Last night, I wrote a Facebook post out of frustration at not being able to reach a few colleagues and potential business partners after repeated attempts. I was blown away that these people were able to completely ignore my communications, and I shared my reaction to it.
Upon venting my frustration on Facebook, I received close to a hundred responses in just a few hours; mostly from people agreeing with me that such behavior is rude and uncalled for. Others wrote in defense of the non-responders. Then, there were several people who wrote with a fairly balanced and untriggered view of the whole thing.
Anyway, the robust dialogue made me want to spend more time on the topic and see if I could shed some light. I think most of the responses (my own included) were thoughtful, but also lacked a full appreciation for the whole issue and its effect. So, here we go…
What’s reasonable to expect?
One person wrote back saying that he doesn’t walk around glued to his phone or computer, and people shouldn’t expect him to always be there or respond immediately. I agree. We all lead busy lives, and we all appreciate that to be true of others. I think the answer is to pick a rule and live by it. For me, that rule is The 24 hour rule. If someone reaches out to me, I’m committed to giving them some kind of response within 24 hours.
What’s a reasonable response?
It doesn’t matter how long your response is. If you write back to someone who’s requesting your attention and simply say, “Got your message. Can’t talk now. When is good for you next week?” you’re covered. Just don’t let people think you’re ignoring them.
But I’m really busy…
So are Apple and eBay…but when you contact them, they always respond within 24 hours. If you’re too busy to do that, it’s time to hire a support person.

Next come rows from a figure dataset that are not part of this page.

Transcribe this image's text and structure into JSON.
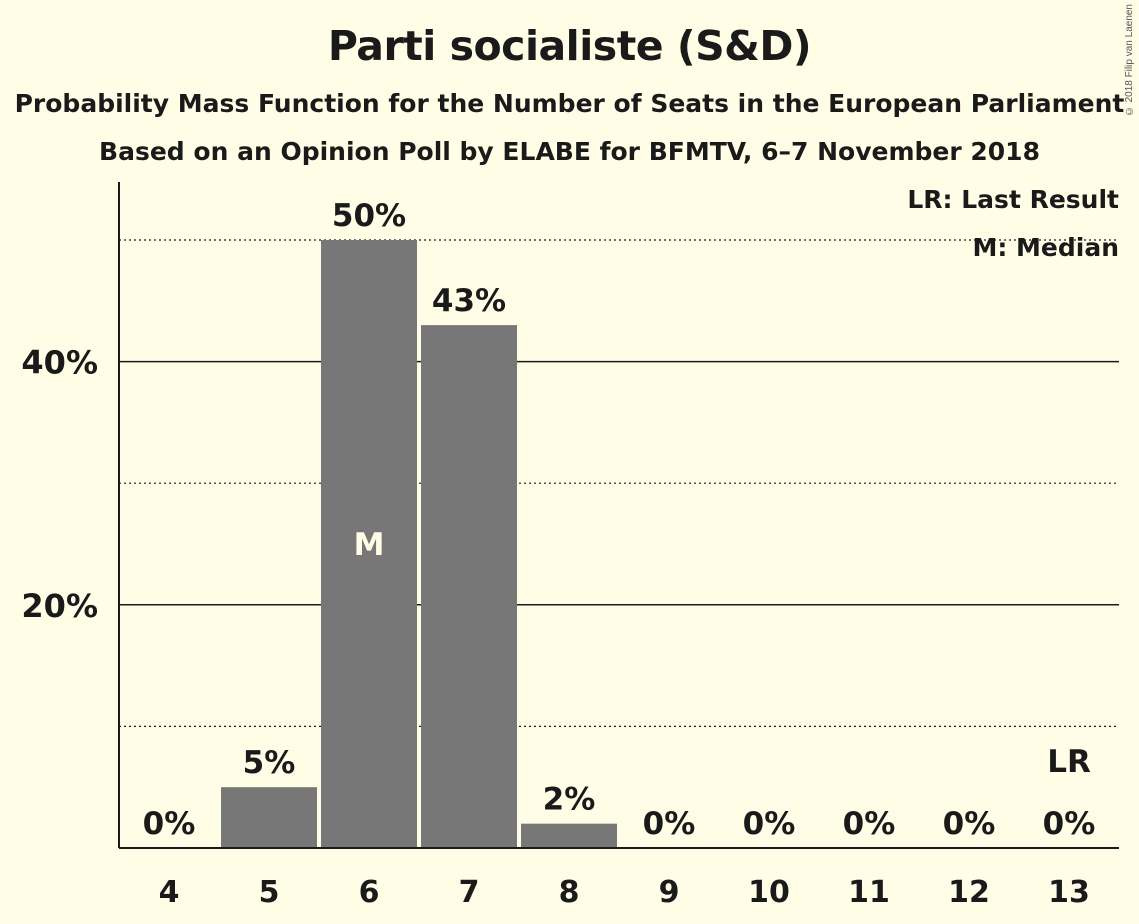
{
  "chart_data": {
    "type": "bar",
    "title": "Parti socialiste (S&D)",
    "subtitle": "Probability Mass Function for the Number of Seats in the European Parliament",
    "subtitle2": "Based on an Opinion Poll by ELABE for BFMTV, 6–7 November 2018",
    "copyright": "© 2018 Filip van Laenen",
    "legend": {
      "last_result": "LR: Last Result",
      "median": "M: Median"
    },
    "categories": [
      "4",
      "5",
      "6",
      "7",
      "8",
      "9",
      "10",
      "11",
      "12",
      "13"
    ],
    "values": [
      0,
      5,
      50,
      43,
      2,
      0,
      0,
      0,
      0,
      0
    ],
    "value_labels": [
      "0%",
      "5%",
      "50%",
      "43%",
      "2%",
      "0%",
      "0%",
      "0%",
      "0%",
      "0%"
    ],
    "y_ticks": [
      {
        "value": 20,
        "label": "20%"
      },
      {
        "value": 40,
        "label": "40%"
      }
    ],
    "y_minor_gridlines": [
      10,
      30,
      50
    ],
    "ylim": [
      0,
      55
    ],
    "median_category": "6",
    "median_marker": "M",
    "last_result_category": "13",
    "last_result_marker": "LR",
    "colors": {
      "bar": "#777777",
      "background": "#fffde6",
      "axis": "#1a1a1a"
    }
  }
}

People understand I’m doing the best I can…
No, they don’t. I used to fool myself into believing that my fame was a cushion I could use against responsibility. I really thought that people understood how busy I was and had no judgments about my poor response time. Turns out, I was wrong. They were definitely miffed.
If you aren’t getting back to people, they DON’T think you’re just too busy. They think you don’t value them. And, they’re judging you. They’re seeing you as uncaring, self-important, and rude. If you don’t believe me, go back and read some of the hundred Facebook posts on this topic.

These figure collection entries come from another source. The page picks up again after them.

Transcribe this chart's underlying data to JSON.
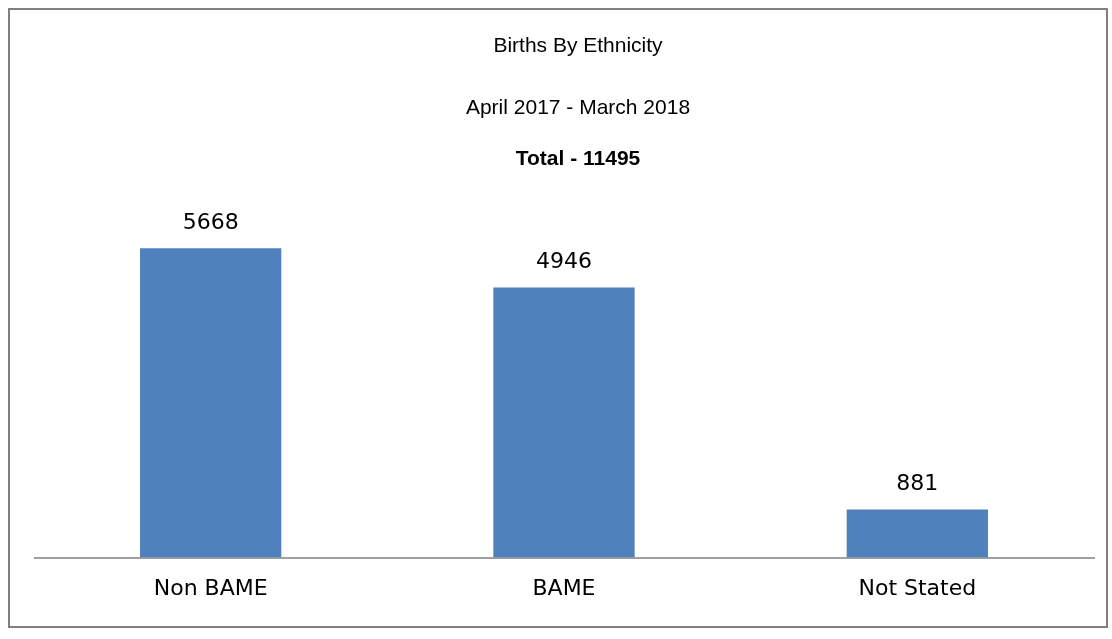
{
  "chart_data": {
    "type": "bar",
    "title": "Births By Ethnicity",
    "subtitle": "April 2017 - March 2018",
    "annotations": [
      "Total - 11495"
    ],
    "categories": [
      "Non BAME",
      "BAME",
      "Not Stated"
    ],
    "values": [
      5668,
      4946,
      881
    ],
    "color": "#4f81bd",
    "data_labels": true,
    "grid": false,
    "legend": false
  }
}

People shouldn’t take it personally…
You’re right, they shouldn’t. But after 30 years of meditation practice designed to help me let things go, I still get tripped up by this behavior. I can hear anything from somebody and accept it. But silence is in a different category. I can read all sorts of things into it. They don’t like me. They don’t respect me. They’re out of touch with what it means to be human and caring. They’re trying to send me a message, but I don’t know what it is. And on, and on, and on.

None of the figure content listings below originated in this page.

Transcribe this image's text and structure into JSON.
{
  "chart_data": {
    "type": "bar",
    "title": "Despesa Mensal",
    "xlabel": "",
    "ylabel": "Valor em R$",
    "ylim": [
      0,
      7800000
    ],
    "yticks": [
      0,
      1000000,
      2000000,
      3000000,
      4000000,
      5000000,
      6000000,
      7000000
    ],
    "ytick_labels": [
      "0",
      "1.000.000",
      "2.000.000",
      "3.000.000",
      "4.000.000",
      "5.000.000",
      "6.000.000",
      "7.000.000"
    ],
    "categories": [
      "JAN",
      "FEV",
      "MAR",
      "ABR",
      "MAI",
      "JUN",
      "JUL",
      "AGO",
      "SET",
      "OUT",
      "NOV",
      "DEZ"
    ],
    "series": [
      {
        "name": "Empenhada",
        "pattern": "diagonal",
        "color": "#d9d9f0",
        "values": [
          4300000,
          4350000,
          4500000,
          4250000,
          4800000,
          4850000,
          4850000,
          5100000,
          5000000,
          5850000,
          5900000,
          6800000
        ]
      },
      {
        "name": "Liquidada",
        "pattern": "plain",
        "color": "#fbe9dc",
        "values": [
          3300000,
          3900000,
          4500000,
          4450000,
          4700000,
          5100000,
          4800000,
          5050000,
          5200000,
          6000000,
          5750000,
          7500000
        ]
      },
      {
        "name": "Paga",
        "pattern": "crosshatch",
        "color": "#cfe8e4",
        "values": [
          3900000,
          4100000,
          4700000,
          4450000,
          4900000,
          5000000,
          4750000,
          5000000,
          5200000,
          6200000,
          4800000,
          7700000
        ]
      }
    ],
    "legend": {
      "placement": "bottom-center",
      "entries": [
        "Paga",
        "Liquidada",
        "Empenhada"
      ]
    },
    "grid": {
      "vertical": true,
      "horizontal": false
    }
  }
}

Silence in this context is cruelty. You’re forcing others to make assumptions on your behalf, hoping their assumption is that you’re too busy but that you still care. But, you’re leaving them to suffer through the more human emotions of rejection and frustration.
Well, that’s their problem…
OK, if you want to play it that way, you can. But understand that there are consequences. Remember the Golden Rule? Do unto others as you would have them do unto you. How do you expect you’ll be treated by others when it’s your turn to reach out? As the Buddhists say, Karma is a bitch!
How do I change this behavior?
Make a commitment. Your word is the most powerful thing you have. Once it’s been made strong by integrity, what you say just begins to come true. My commitment is to be there for those in need. I live by it and will continue to do so until the day I die. This week alone, I’ve had about ten people who are enrolled in one of my programs reach out to me, and TO THEIR SHOCK, I called them all back. Some got to spend up to an hour on the phone with me. Others got a quick response or an idea of where to turn for the answers they sought.
Where did that time come from? After all, I’m on national stages over 100 times per year, I write at least 50 articles every year, I have over 20,000 fans worldwide, and I have a life beyond all that. The answer is that I created it out of intention. My intention is to be there, so I am. Somehow the time appears.
So, what’s the bottom line?
Be a mensch! That’s a Yiddish word meaning a person of character. Do the right thing. Don’t let yourself off the hook and assume everyone understands your constraints. They don’t understand, and they really don’t care. Give people what they want and need, and you’ll be rewarded in ways unimagined.
Find a system that frees you up and still allows you to be responsive. For example, Dana Wilde, a top name in the network marketing world, just responded to my email saying, “Hey Steve, super busy, but I’d love to catch up. Can you use this link (to her scheduling software) to pick a time I’m available, and we can talk then?”
How did that make me feel? Exactly the opposite way I’ve been made to feel this week by those other people who were “too busy” for me. Instead, Dana’s ten word email (how long did that take her?) made me feel appreciated, respected, cherished, and acknowledged.
So, how do you want to make people feel? Decide that and then have your actions support that decision. If the message you want to send is, I’m too busy for you, do nothing. But if you want to make people feel important rather than making yourself seem self-important, it only takes a few words to break the silence (even if they’re, “Sorry, too burned out to respond now. Later?”)
What do you think? Please respond, and guess what, I’ll do the same!